Abstract Combinatorics In a library there is a sequence of $n$ books.
There is someone that never wants to take books that are neighborhoods of each other. How many possibilities are there, for him, to take $k\le n$ books?
For example if there are 3 books and he wanted to take out 2, he would have 1 possibility.
I tried to think how to solve this problem but I didn't manage to get the solution. 
 A: Write down $n-k$ "stars" to represent, in the abstract, books not taken. Then there are $n-k+1$ "gaps" between these stars, including the two endgaps. We must choose $k$ of these gaps to slip the $k$ books back into. 
The number of ways to do this is $\dbinom{n-k+1}{k}$.
Remark: A nice recursion has been given by lulu. Alternately, one can verify that the above expression satisfies the recursion, and initial conditions. The calculation is straightforward, it comes down to the Pascal Identity.
A: Note:  there is a simple recursion.  If $F(k,n)$ is the answer you want, then we split the selections according to whether or not the first book in line is chosen.  This immediately tells us that $$F(k,n)=F(k-1,n-2)+F(k,n-1)$$  Of course we also know that $F(k,n)=0$ if $k>\lceil \frac n2\rceil$, not to mention $F(0,n)=1$ and $F(1,n)=n$.  
Perhaps this can be simplified or even solved in closed form, but I haven't tried to do so.
A: $k$ should be less than or equal to $\lceil n/2 \rceil$.
with the above condition, the answer would be
$\binom nk - (n-1)\binom {n-2}{k-2} + (n-2)\binom {n-3}{k-3}-...=\binom nk-\sum_{i=1}(-1)^i(n-i)\binom {n-i-1}{k-i-1}$
which is achieved using inclusion-exclusion principal.
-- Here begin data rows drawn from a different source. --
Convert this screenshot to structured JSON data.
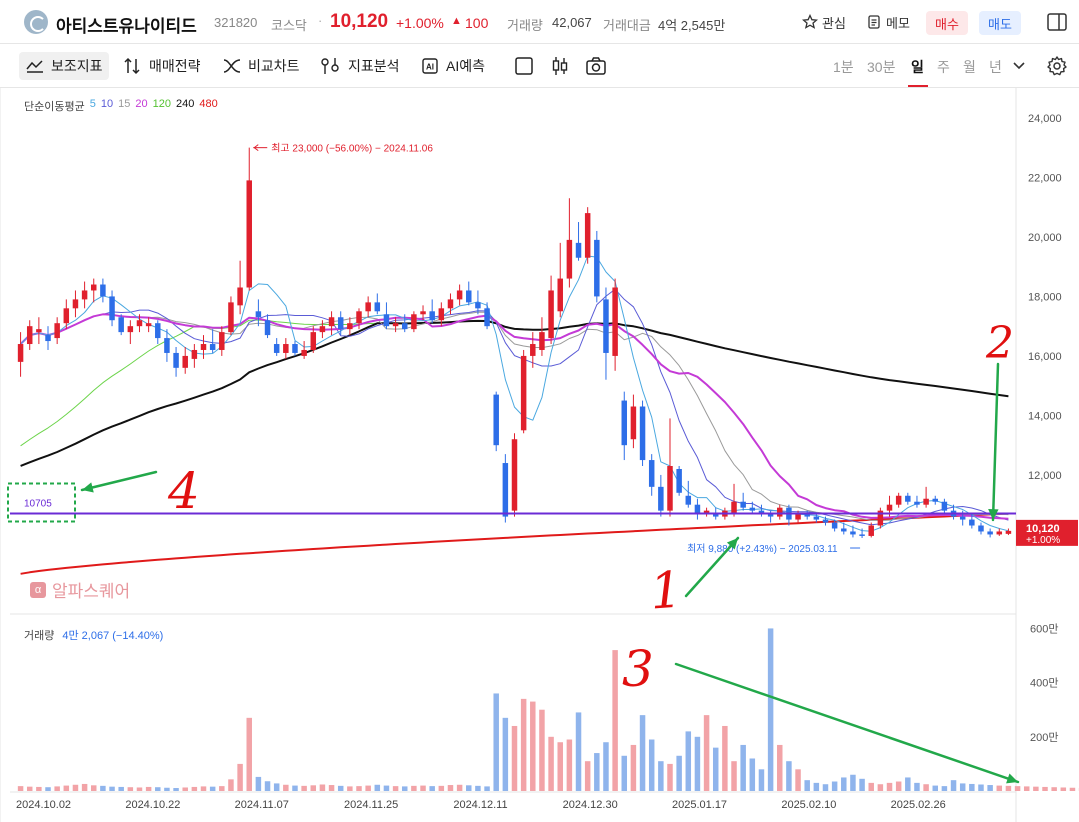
{
  "header": {
    "stock_name": "아티스트유나이티드",
    "stock_code": "321820",
    "market": "코스닥",
    "separator": "·",
    "price": "10,120",
    "change_pct": "+1.00%",
    "change_arrow": "▲",
    "change_abs": "100",
    "volume_label": "거래량",
    "volume_value": "42,067",
    "amount_label": "거래대금",
    "amount_value": "4억 2,545만",
    "favorite_label": "관심",
    "memo_label": "메모",
    "buy_label": "매수",
    "sell_label": "매도",
    "icons": [
      "star-icon",
      "memo-icon",
      "layout-icon"
    ]
  },
  "toolbar": {
    "indicators_label": "보조지표",
    "strategy_label": "매매전략",
    "compare_label": "비교차트",
    "analysis_label": "지표분석",
    "ai_label": "AI예측",
    "periods": [
      "1분",
      "30분",
      "일",
      "주",
      "월",
      "년"
    ],
    "selected_period": "일",
    "icons": [
      "indicator-icon",
      "strategy-icon",
      "compare-icon",
      "analysis-icon",
      "ai-icon",
      "square-icon",
      "candle-icon",
      "camera-icon",
      "chevron-down-icon",
      "gear-icon"
    ]
  },
  "ma_legend": {
    "label": "단순이동평균",
    "periods": [
      "5",
      "10",
      "15",
      "20",
      "120",
      "240",
      "480"
    ]
  },
  "volume_legend": {
    "label": "거래량",
    "value": "4만 2,067 (−14.40%)"
  },
  "watermark": {
    "mark": "α",
    "text": "알파스퀘어"
  },
  "colors": {
    "up": "#e0202d",
    "down": "#2d6ee8",
    "vol_up": "#f2a3a7",
    "vol_down": "#8fb4ec",
    "ma5": "#4aa8e0",
    "ma10": "#5a5bd6",
    "ma15": "#9a9a9a",
    "ma20": "#c43ad6",
    "ma120": "#6cd44a",
    "ma240": "#111111",
    "ma480": "#e01a1a",
    "level_line": "#6b2bd6",
    "annotation_red": "#e01010",
    "annotation_green": "#22a84a"
  },
  "chart_data": {
    "type": "candlestick",
    "x_labels": [
      "2024.10.02",
      "2024.10.22",
      "2024.11.07",
      "2024.11.25",
      "2024.12.11",
      "2024.12.30",
      "2025.01.17",
      "2025.02.10",
      "2025.02.26"
    ],
    "price_ticks": [
      "24,000",
      "22,000",
      "20,000",
      "18,000",
      "16,000",
      "14,000",
      "12,000"
    ],
    "price_range": [
      8200,
      24400
    ],
    "volume_ticks": [
      "600만",
      "400만",
      "200만"
    ],
    "volume_range": [
      0,
      6200000
    ],
    "max_annotation": "최고 23,000 (−56.00%) − 2024.11.06",
    "min_annotation": "최저 9,880 (+2.43%) − 2025.03.11",
    "current_price_label": "10,120",
    "current_change_label": "+1.00%",
    "level_label": "10705",
    "level_value": 10705,
    "candles": [
      {
        "o": 15800,
        "h": 16800,
        "l": 15300,
        "c": 16400
      },
      {
        "o": 16400,
        "h": 17200,
        "l": 16200,
        "c": 17000
      },
      {
        "o": 16800,
        "h": 17300,
        "l": 16400,
        "c": 16900
      },
      {
        "o": 16700,
        "h": 17000,
        "l": 16200,
        "c": 16500
      },
      {
        "o": 16600,
        "h": 17300,
        "l": 16400,
        "c": 17100
      },
      {
        "o": 17100,
        "h": 17900,
        "l": 16900,
        "c": 17600
      },
      {
        "o": 17600,
        "h": 18200,
        "l": 17300,
        "c": 17900
      },
      {
        "o": 17900,
        "h": 18500,
        "l": 17600,
        "c": 18200
      },
      {
        "o": 18200,
        "h": 18600,
        "l": 17800,
        "c": 18400
      },
      {
        "o": 18400,
        "h": 18600,
        "l": 17800,
        "c": 18000
      },
      {
        "o": 18000,
        "h": 18200,
        "l": 17000,
        "c": 17200
      },
      {
        "o": 17300,
        "h": 17400,
        "l": 16700,
        "c": 16800
      },
      {
        "o": 16800,
        "h": 17200,
        "l": 16400,
        "c": 17000
      },
      {
        "o": 17000,
        "h": 17400,
        "l": 16800,
        "c": 17200
      },
      {
        "o": 17000,
        "h": 17300,
        "l": 16800,
        "c": 17100
      },
      {
        "o": 17100,
        "h": 17200,
        "l": 16400,
        "c": 16600
      },
      {
        "o": 16600,
        "h": 16900,
        "l": 15800,
        "c": 16100
      },
      {
        "o": 16100,
        "h": 16300,
        "l": 15300,
        "c": 15600
      },
      {
        "o": 15600,
        "h": 16300,
        "l": 15400,
        "c": 16000
      },
      {
        "o": 15900,
        "h": 16400,
        "l": 15600,
        "c": 16200
      },
      {
        "o": 16200,
        "h": 16700,
        "l": 15900,
        "c": 16400
      },
      {
        "o": 16400,
        "h": 16900,
        "l": 16100,
        "c": 16200
      },
      {
        "o": 16200,
        "h": 17000,
        "l": 16000,
        "c": 16800
      },
      {
        "o": 16800,
        "h": 18000,
        "l": 16700,
        "c": 17800
      },
      {
        "o": 17700,
        "h": 19200,
        "l": 17400,
        "c": 18300
      },
      {
        "o": 18300,
        "h": 23000,
        "l": 18200,
        "c": 21900
      },
      {
        "o": 17500,
        "h": 17900,
        "l": 17000,
        "c": 17300
      },
      {
        "o": 17200,
        "h": 17400,
        "l": 16600,
        "c": 16700
      },
      {
        "o": 16400,
        "h": 16600,
        "l": 16000,
        "c": 16100
      },
      {
        "o": 16100,
        "h": 16600,
        "l": 15900,
        "c": 16400
      },
      {
        "o": 16400,
        "h": 16500,
        "l": 16000,
        "c": 16100
      },
      {
        "o": 16000,
        "h": 16500,
        "l": 15900,
        "c": 16200
      },
      {
        "o": 16200,
        "h": 17000,
        "l": 16100,
        "c": 16800
      },
      {
        "o": 16800,
        "h": 17200,
        "l": 16600,
        "c": 17000
      },
      {
        "o": 17000,
        "h": 17500,
        "l": 16700,
        "c": 17300
      },
      {
        "o": 17300,
        "h": 17500,
        "l": 16700,
        "c": 16900
      },
      {
        "o": 16900,
        "h": 17300,
        "l": 16700,
        "c": 17100
      },
      {
        "o": 17100,
        "h": 17600,
        "l": 16900,
        "c": 17500
      },
      {
        "o": 17500,
        "h": 18000,
        "l": 17300,
        "c": 17800
      },
      {
        "o": 17800,
        "h": 18100,
        "l": 17400,
        "c": 17500
      },
      {
        "o": 17400,
        "h": 17800,
        "l": 16900,
        "c": 17000
      },
      {
        "o": 17000,
        "h": 17300,
        "l": 16800,
        "c": 17100
      },
      {
        "o": 17100,
        "h": 17400,
        "l": 16800,
        "c": 16900
      },
      {
        "o": 16900,
        "h": 17500,
        "l": 16800,
        "c": 17400
      },
      {
        "o": 17400,
        "h": 17700,
        "l": 17200,
        "c": 17500
      },
      {
        "o": 17500,
        "h": 17900,
        "l": 17100,
        "c": 17200
      },
      {
        "o": 17200,
        "h": 17800,
        "l": 17000,
        "c": 17600
      },
      {
        "o": 17600,
        "h": 18100,
        "l": 17400,
        "c": 17900
      },
      {
        "o": 17900,
        "h": 18400,
        "l": 17700,
        "c": 18200
      },
      {
        "o": 18200,
        "h": 18500,
        "l": 17700,
        "c": 17800
      },
      {
        "o": 17800,
        "h": 18200,
        "l": 17400,
        "c": 17600
      },
      {
        "o": 17600,
        "h": 17800,
        "l": 16900,
        "c": 17000
      },
      {
        "o": 14700,
        "h": 14800,
        "l": 12800,
        "c": 13000
      },
      {
        "o": 12400,
        "h": 12700,
        "l": 10400,
        "c": 10600
      },
      {
        "o": 10800,
        "h": 13400,
        "l": 10600,
        "c": 13200
      },
      {
        "o": 13500,
        "h": 16200,
        "l": 13400,
        "c": 16000
      },
      {
        "o": 16000,
        "h": 16800,
        "l": 15600,
        "c": 16400
      },
      {
        "o": 16200,
        "h": 17300,
        "l": 16000,
        "c": 16800
      },
      {
        "o": 16600,
        "h": 18700,
        "l": 16400,
        "c": 18200
      },
      {
        "o": 17500,
        "h": 19800,
        "l": 17300,
        "c": 18600
      },
      {
        "o": 18600,
        "h": 21300,
        "l": 18300,
        "c": 19900
      },
      {
        "o": 19800,
        "h": 20500,
        "l": 19200,
        "c": 19300
      },
      {
        "o": 19300,
        "h": 21000,
        "l": 19100,
        "c": 20800
      },
      {
        "o": 19900,
        "h": 20200,
        "l": 17800,
        "c": 18000
      },
      {
        "o": 17900,
        "h": 18300,
        "l": 15200,
        "c": 16100
      },
      {
        "o": 16000,
        "h": 18600,
        "l": 15500,
        "c": 18300
      },
      {
        "o": 14500,
        "h": 14800,
        "l": 12500,
        "c": 13000
      },
      {
        "o": 13200,
        "h": 14700,
        "l": 12900,
        "c": 14300
      },
      {
        "o": 14300,
        "h": 14500,
        "l": 12300,
        "c": 12500
      },
      {
        "o": 12500,
        "h": 12700,
        "l": 11300,
        "c": 11600
      },
      {
        "o": 11600,
        "h": 12000,
        "l": 10600,
        "c": 10800
      },
      {
        "o": 10800,
        "h": 13900,
        "l": 10600,
        "c": 12300
      },
      {
        "o": 12200,
        "h": 12300,
        "l": 11300,
        "c": 11400
      },
      {
        "o": 11300,
        "h": 11800,
        "l": 10900,
        "c": 11000
      },
      {
        "o": 11000,
        "h": 11200,
        "l": 10500,
        "c": 10700
      },
      {
        "o": 10700,
        "h": 10900,
        "l": 10600,
        "c": 10800
      },
      {
        "o": 10700,
        "h": 10900,
        "l": 10500,
        "c": 10600
      },
      {
        "o": 10600,
        "h": 10900,
        "l": 10500,
        "c": 10800
      },
      {
        "o": 10700,
        "h": 11700,
        "l": 10600,
        "c": 11100
      },
      {
        "o": 11100,
        "h": 11400,
        "l": 10800,
        "c": 10900
      },
      {
        "o": 10900,
        "h": 11100,
        "l": 10700,
        "c": 10800
      },
      {
        "o": 10800,
        "h": 11000,
        "l": 10600,
        "c": 10700
      },
      {
        "o": 10700,
        "h": 10800,
        "l": 10400,
        "c": 10600
      },
      {
        "o": 10600,
        "h": 11000,
        "l": 10500,
        "c": 10900
      },
      {
        "o": 10900,
        "h": 11000,
        "l": 10300,
        "c": 10500
      },
      {
        "o": 10500,
        "h": 10800,
        "l": 10400,
        "c": 10700
      },
      {
        "o": 10700,
        "h": 10800,
        "l": 10500,
        "c": 10600
      },
      {
        "o": 10600,
        "h": 10700,
        "l": 10400,
        "c": 10500
      },
      {
        "o": 10500,
        "h": 10600,
        "l": 10300,
        "c": 10400
      },
      {
        "o": 10400,
        "h": 10500,
        "l": 10100,
        "c": 10200
      },
      {
        "o": 10200,
        "h": 10400,
        "l": 10000,
        "c": 10100
      },
      {
        "o": 10100,
        "h": 10300,
        "l": 9900,
        "c": 10000
      },
      {
        "o": 10000,
        "h": 10200,
        "l": 9880,
        "c": 9950
      },
      {
        "o": 9950,
        "h": 10400,
        "l": 9900,
        "c": 10300
      },
      {
        "o": 10300,
        "h": 10900,
        "l": 10200,
        "c": 10800
      },
      {
        "o": 10800,
        "h": 11300,
        "l": 10600,
        "c": 11000
      },
      {
        "o": 11000,
        "h": 11400,
        "l": 10900,
        "c": 11300
      },
      {
        "o": 11300,
        "h": 11400,
        "l": 11000,
        "c": 11100
      },
      {
        "o": 11100,
        "h": 11300,
        "l": 10900,
        "c": 11000
      },
      {
        "o": 11000,
        "h": 11600,
        "l": 10900,
        "c": 11200
      },
      {
        "o": 11200,
        "h": 11300,
        "l": 11000,
        "c": 11100
      },
      {
        "o": 11100,
        "h": 11200,
        "l": 10700,
        "c": 10800
      },
      {
        "o": 10800,
        "h": 11000,
        "l": 10500,
        "c": 10600
      },
      {
        "o": 10600,
        "h": 10800,
        "l": 10300,
        "c": 10500
      },
      {
        "o": 10500,
        "h": 10700,
        "l": 10200,
        "c": 10300
      },
      {
        "o": 10300,
        "h": 10400,
        "l": 10000,
        "c": 10100
      },
      {
        "o": 10100,
        "h": 10200,
        "l": 9900,
        "c": 10000
      },
      {
        "o": 10000,
        "h": 10200,
        "l": 9950,
        "c": 10100
      },
      {
        "o": 10020,
        "h": 10200,
        "l": 9980,
        "c": 10120
      }
    ],
    "volumes": [
      180000,
      160000,
      150000,
      140000,
      170000,
      200000,
      230000,
      260000,
      210000,
      190000,
      160000,
      150000,
      140000,
      130000,
      150000,
      140000,
      120000,
      110000,
      130000,
      150000,
      170000,
      160000,
      180000,
      430000,
      1000000,
      2700000,
      520000,
      360000,
      280000,
      230000,
      200000,
      190000,
      210000,
      240000,
      220000,
      190000,
      170000,
      180000,
      200000,
      230000,
      200000,
      180000,
      170000,
      190000,
      200000,
      180000,
      190000,
      220000,
      230000,
      210000,
      190000,
      170000,
      3600000,
      2700000,
      2400000,
      3400000,
      3300000,
      3000000,
      2000000,
      1800000,
      1900000,
      2900000,
      1100000,
      1400000,
      1800000,
      5200000,
      1300000,
      1700000,
      2800000,
      1900000,
      1100000,
      1000000,
      1300000,
      2200000,
      2000000,
      2800000,
      1600000,
      2400000,
      1100000,
      1700000,
      1200000,
      800000,
      6000000,
      1700000,
      1100000,
      800000,
      400000,
      300000,
      250000,
      350000,
      500000,
      600000,
      450000,
      300000,
      250000,
      300000,
      350000,
      500000,
      300000,
      250000,
      200000,
      180000,
      400000,
      280000,
      260000,
      240000,
      220000,
      200000,
      190000,
      180000,
      170000,
      160000,
      150000,
      140000,
      130000,
      120000,
      110000,
      100000,
      100000,
      90000,
      80000,
      80000,
      70000,
      60000,
      60000,
      50000,
      40000
    ]
  },
  "annotations": {
    "labels": [
      "1",
      "2",
      "3",
      "4"
    ]
  }
}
The first term is the number of ways of choosing k books out of n books (with no restriction). The second term is the number of ways, from the first term, that have at least two adjacent books (it has been deducted from the first term). The second term is the number of ways that have at least 3 adjacent books chosen in a row and so on.